Insider Trading April 14, 2026 04:31 PM

Nike director Timothy Cook buys $1.06 million in Class B shares as stock trades near 52-week low

Transaction increases Cook's direct stake amid investor scrutiny, analyst downgrades and an executive exit

By Derek Hwang NKE
Nike director Timothy Cook buys $1.06 million in Class B shares as stock trades near 52-week low
NKE

Nike director Timothy Cook purchased 25,000 shares of Class B common stock on April 10, 2026, paying roughly $42.43 per share for a total outlay of $1,060,750, according to a Form 4 filing with the Securities and Exchange Commission. The acquisition comes as Nike shares trade close to their 52-week low and amid a string of analyst downgrades, margin compression and the departure of the company's chief innovation officer.

Key Points

  • Director Timothy Cook bought 25,000 Class B shares on April 10, 2026, at about $42.43 per share, totaling $1,060,750; Cook now directly owns 130,480 shares.
  • Nike shares have traded near a 52-week low of $42.09 and are down roughly 36% over the past six months, attracting renewed analyst scrutiny.
  • Several brokerages adjusted ratings and price targets amid margin pressure and market concerns, while the company saw the departure of Chief Innovation Officer Tony Bignell after less than a year.

Nike NYSE:NKE director Timothy Cook made a direct purchase of 25,000 shares of Class B common stock on April 10, 2026, filing the transaction in a Form 4 with the Securities and Exchange Commission. The filing shows the shares were acquired at a price of $42.43 each, for a total transaction value of $1,060,750.

The Form 4 specifies that the per-share price for the trade ranged between $42.42 and $42.44. After completing the purchase, Cook now directly holds 130,480 shares of NIKE, Inc.

The trade occurs against a backdrop of weak near-term price performance for Nike. The company’s shares have been trading near a 52-week low of $42.09 and are down roughly 36% over the past six months.

Separately, a professional research service's analysis included in public reporting indicates Nike may be undervalued at current market levels. That research provider also offers a comprehensive Pro Research Report on Nike as well as coverage for more than 1,400 other U.S. equities.

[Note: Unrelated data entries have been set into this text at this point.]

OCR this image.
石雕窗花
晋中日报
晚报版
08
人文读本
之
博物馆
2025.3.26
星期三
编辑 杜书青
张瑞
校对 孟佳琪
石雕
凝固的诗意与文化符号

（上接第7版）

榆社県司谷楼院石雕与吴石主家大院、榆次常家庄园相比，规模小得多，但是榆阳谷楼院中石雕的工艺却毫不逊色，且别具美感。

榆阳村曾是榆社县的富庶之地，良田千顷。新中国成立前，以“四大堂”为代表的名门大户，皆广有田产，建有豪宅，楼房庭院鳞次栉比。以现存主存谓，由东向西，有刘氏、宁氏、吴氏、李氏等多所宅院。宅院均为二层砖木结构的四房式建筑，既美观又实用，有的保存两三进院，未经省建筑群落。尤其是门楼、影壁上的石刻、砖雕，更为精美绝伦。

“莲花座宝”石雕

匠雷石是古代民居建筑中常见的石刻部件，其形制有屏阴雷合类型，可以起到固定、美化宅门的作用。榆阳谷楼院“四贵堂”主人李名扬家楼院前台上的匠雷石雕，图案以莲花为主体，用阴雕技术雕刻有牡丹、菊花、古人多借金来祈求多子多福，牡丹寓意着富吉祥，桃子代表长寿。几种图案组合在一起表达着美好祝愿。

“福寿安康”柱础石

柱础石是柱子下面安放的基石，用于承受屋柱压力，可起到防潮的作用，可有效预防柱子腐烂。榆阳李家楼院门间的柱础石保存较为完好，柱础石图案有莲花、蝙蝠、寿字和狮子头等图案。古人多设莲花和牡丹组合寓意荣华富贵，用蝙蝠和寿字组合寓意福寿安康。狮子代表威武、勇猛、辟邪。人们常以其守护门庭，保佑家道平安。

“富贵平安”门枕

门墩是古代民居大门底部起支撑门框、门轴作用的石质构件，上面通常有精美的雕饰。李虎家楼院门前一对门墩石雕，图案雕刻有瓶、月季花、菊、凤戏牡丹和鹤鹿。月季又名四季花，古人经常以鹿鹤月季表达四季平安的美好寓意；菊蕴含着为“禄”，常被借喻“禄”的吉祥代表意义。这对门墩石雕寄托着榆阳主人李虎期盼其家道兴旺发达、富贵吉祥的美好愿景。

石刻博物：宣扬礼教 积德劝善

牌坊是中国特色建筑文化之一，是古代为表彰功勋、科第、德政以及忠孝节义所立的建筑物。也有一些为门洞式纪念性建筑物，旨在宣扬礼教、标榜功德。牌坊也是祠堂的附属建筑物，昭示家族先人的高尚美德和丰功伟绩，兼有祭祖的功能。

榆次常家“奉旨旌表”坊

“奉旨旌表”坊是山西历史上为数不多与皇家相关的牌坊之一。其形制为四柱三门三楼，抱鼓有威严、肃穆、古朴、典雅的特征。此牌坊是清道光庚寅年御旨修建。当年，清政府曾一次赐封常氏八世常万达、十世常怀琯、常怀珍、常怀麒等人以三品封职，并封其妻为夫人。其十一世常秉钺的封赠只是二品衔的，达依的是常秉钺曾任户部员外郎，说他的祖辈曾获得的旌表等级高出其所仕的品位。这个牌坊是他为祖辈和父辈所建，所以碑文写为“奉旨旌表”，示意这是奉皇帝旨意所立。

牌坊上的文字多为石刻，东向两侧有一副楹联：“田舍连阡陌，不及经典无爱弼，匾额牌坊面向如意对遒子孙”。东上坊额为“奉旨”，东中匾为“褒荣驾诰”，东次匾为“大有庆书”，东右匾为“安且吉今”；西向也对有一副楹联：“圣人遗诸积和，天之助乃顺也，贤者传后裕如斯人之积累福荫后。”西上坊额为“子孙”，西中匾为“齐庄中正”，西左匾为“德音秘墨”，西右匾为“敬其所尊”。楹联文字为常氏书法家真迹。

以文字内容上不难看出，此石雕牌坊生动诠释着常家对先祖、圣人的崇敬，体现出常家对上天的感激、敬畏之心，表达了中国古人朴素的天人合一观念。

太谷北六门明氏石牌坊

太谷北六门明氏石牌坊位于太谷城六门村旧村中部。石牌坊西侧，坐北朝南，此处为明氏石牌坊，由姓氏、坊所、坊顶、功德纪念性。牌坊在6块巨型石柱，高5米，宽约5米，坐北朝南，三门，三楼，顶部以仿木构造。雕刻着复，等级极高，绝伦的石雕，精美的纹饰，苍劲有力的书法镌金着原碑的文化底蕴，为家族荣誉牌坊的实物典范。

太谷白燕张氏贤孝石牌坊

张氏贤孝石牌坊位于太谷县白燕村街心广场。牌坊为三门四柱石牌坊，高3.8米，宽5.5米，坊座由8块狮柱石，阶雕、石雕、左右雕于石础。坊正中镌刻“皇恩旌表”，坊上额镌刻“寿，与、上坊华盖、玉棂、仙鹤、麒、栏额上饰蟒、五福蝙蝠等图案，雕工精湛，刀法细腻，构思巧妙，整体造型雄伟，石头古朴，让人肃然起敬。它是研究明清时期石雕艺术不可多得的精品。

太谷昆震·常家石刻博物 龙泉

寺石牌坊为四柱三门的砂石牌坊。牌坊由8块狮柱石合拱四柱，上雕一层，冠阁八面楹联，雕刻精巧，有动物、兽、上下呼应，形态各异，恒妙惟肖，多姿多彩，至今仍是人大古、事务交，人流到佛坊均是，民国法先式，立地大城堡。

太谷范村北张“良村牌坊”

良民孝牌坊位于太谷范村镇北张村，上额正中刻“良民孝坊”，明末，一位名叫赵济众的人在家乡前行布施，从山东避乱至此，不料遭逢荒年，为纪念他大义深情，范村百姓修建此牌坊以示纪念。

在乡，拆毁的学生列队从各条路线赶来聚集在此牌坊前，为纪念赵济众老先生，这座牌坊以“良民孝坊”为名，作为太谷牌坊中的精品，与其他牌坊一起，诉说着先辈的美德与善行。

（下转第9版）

Investor attention to the company has heightened as several brokerages have reassessed Nike’s near-term outlook and taken actions on ratings and price targets. The following analyst moves were noted in recent reporting:

  • HSBC downgraded Nike from Buy to Hold and trimmed its price target to $48 from $90, citing uncertainty about the company’s business recovery.
  • Piper Sandler moved Nike to Neutral from Overweight and reset its price target to $50, pointing to concerns about saturation in the Sportswear segment.
  • UBS maintained a Neutral rating and set a $54 price target, highlighting margin concerns and questioning whether earnings estimates have been reduced enough to lure investors.
  • BofA Securities kept a Neutral rating with a $55 price target and flagged regional pressures that weighed on Nike’s gross margin, which fell 130 basis points year-over-year to 40.2% in the third quarter of fiscal 2026.

In addition to the ratings activity and margin commentary, Nike announced a leadership change in its innovation function. Chief Innovation Officer Tony Bignell departed the role after less than a year in the job. That exit marks the third time the position has seen turnover in under three years, a fact that market participants and observers have noted as they reassess the company’s strategic continuity.

The combination of an insider purchasing shares, downward analyst revisions and executive turnover frames the current investor debate on Nike. The insider transaction is a concrete data point for shareholders to weigh alongside the broader analyst skepticism and the company’s recently reported margin deterioration.

All transaction details and the analyst actions referenced above are drawn from the company's public filing and subsequent reporting.

Risks

  • Analyst downgrades and lowered price targets signal investor uncertainty that could weigh on near-term share performance - impacts the consumer discretionary and equity markets.
  • Gross margin contraction, reported as a 130 basis point decline year-over-year to 40.2% in fiscal Q3 2026, raises questions about profitability and regional pressures - affects retail and apparel sector earnings.
  • Repeated turnover in the chief innovation officer role, with the most recent exit after less than a year, introduces execution and strategic continuity risks for product development and long-term competitiveness in the apparel and footwear market.